# straightening pex



## kt82 (Jan 28, 2009)

What is the best way to take the curve out of coiled pex?
It wants to retain it's curve and when doing short runs
it doesn't feel like you can get a good clamp on the fitting
any concerns about the brass vs. poly ??


----------



## Homerepairguy (Aug 1, 2010)

kt82 said:


> What is the best way to take the curve out of coiled pex?
> It wants to retain it's curve and when doing short runs
> it doesn't feel like you can get a good clamp on the fitting
> any concerns about the brass vs. poly ??

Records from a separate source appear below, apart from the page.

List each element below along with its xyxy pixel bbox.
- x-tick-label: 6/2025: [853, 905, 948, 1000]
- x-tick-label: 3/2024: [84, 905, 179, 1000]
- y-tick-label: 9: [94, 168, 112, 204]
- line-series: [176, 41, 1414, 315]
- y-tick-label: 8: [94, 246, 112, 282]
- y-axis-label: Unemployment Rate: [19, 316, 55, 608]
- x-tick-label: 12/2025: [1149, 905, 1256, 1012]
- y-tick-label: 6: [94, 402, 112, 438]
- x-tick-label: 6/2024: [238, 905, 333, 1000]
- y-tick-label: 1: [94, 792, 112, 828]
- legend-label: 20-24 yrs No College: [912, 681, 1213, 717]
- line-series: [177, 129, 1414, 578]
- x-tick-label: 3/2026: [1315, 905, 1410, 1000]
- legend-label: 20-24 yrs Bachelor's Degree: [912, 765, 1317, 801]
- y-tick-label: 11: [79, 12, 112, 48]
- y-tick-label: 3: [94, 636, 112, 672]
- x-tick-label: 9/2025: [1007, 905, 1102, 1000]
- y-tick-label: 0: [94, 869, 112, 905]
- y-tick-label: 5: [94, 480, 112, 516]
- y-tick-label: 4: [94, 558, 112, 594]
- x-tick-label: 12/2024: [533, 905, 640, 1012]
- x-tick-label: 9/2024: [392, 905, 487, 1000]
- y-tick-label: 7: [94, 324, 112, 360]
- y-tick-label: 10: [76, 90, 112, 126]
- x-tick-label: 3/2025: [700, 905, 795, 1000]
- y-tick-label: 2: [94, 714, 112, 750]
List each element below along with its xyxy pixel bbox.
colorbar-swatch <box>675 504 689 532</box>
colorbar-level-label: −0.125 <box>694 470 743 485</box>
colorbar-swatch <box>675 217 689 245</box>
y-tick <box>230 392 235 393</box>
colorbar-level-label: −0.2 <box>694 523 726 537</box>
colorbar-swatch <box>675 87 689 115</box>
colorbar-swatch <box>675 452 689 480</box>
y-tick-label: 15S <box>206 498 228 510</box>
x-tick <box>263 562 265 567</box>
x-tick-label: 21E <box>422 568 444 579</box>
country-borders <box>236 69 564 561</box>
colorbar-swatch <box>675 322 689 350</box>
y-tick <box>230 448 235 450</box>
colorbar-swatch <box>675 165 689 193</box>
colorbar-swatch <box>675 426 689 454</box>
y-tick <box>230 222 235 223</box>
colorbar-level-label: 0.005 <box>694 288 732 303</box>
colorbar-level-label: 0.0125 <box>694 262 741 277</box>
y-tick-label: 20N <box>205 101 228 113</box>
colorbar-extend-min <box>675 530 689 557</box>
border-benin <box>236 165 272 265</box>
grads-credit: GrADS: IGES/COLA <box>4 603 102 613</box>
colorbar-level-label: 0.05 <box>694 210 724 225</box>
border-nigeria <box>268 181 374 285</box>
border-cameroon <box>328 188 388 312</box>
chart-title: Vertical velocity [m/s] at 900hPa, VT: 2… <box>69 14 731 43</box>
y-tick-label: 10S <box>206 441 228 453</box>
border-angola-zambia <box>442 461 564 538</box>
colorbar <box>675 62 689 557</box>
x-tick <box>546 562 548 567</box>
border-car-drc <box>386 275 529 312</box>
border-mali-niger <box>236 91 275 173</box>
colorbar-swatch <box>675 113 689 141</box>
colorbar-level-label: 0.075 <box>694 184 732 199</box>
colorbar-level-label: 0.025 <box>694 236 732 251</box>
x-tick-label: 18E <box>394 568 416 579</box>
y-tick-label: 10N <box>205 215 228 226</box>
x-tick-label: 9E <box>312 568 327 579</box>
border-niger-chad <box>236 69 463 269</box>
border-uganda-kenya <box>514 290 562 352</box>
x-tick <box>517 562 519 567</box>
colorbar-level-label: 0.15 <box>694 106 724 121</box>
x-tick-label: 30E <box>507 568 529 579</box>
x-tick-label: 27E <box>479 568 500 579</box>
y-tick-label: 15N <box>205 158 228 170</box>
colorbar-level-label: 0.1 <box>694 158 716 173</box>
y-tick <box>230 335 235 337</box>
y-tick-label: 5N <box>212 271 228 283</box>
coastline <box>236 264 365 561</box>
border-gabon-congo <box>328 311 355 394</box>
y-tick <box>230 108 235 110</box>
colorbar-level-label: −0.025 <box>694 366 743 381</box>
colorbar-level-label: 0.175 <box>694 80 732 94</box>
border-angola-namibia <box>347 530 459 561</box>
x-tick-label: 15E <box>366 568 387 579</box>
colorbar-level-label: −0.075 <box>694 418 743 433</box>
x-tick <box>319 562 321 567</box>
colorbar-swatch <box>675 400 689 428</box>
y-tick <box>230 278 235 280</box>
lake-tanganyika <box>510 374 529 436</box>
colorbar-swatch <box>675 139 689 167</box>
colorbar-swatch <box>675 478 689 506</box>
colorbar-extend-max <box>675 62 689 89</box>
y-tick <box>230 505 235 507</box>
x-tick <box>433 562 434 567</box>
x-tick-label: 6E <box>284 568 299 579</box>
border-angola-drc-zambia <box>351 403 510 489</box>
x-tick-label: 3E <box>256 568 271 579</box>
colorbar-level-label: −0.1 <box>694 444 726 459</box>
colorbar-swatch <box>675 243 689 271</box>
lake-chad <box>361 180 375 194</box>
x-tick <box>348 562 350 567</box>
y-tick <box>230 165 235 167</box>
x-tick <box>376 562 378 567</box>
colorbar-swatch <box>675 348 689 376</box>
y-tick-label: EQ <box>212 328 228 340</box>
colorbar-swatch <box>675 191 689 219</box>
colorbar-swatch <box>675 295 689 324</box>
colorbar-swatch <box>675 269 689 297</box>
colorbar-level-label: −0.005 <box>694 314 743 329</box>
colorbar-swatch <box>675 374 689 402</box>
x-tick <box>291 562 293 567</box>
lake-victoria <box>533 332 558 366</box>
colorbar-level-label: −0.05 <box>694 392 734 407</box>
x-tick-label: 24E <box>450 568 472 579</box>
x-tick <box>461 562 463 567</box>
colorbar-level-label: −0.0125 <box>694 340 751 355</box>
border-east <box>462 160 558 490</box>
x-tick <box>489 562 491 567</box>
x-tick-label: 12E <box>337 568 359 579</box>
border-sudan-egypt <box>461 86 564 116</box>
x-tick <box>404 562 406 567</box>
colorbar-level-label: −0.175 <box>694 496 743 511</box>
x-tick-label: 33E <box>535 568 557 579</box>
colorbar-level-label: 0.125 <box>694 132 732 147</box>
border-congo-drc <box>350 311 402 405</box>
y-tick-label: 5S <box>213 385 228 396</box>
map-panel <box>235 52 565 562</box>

A hair dryer works without damaging the PEX.


----------



## Daniel Holzman (Mar 10, 2009)

I assume you mean any concerns about use of brass fittings versus polysulfone fittings (plastic fittings). There have been several lawsuits (see Zurn) regarding defective brass fittings used in PEX installations failing prematurely. I stopped using brass fittings with my Wirsbo tubing when Wirsbo came out with polysulfone fittings, which seem to work better, and are somewhat less expensive.

There are a few types of brass fittings for which there is no plastic alternative, so I still use them.


----------



## kt82 (Jan 28, 2009)

i WAS TRYING TO fish some 3/4 PEX down a 10" wall and kept curving on me and going sideway
I finally inserted the PEX in a 8" pc of 1" PVC and fished it down:thumbsup:
It was 120* in the attic. you think the pex would have been mallable enough
Thanks for the tip.
what would a torch do to the PEX?


----------



## fabrk8r (Feb 12, 2010)

kt82 said:


> what would a torch do to the PEX?


Cause a change of state from semi-solid to liquid. :whistling2:

When i need to straighten PEX I just pull it across my leg forcing it to curve in the opposite direction. It sometimes takes a couple times before it straightens enough to fit the space. Once it's been uncoiled for a while it will take the shape of the run it is fastened into.


----------



## Alan (Apr 12, 2006)

We buy ours in 20' lengths. We only use the rolls for long runs.


----------



## secutanudu (Mar 15, 2009)

I bought a 100' roll of 3/4" pex for a plumbing project, I'd probably opt for 20' sticks instead next time. 

I uncoiled the entire roll and made giant loops in my basement, held against the wall by chairs. I let it sit for a week or so before using it, made a huge difference.


----------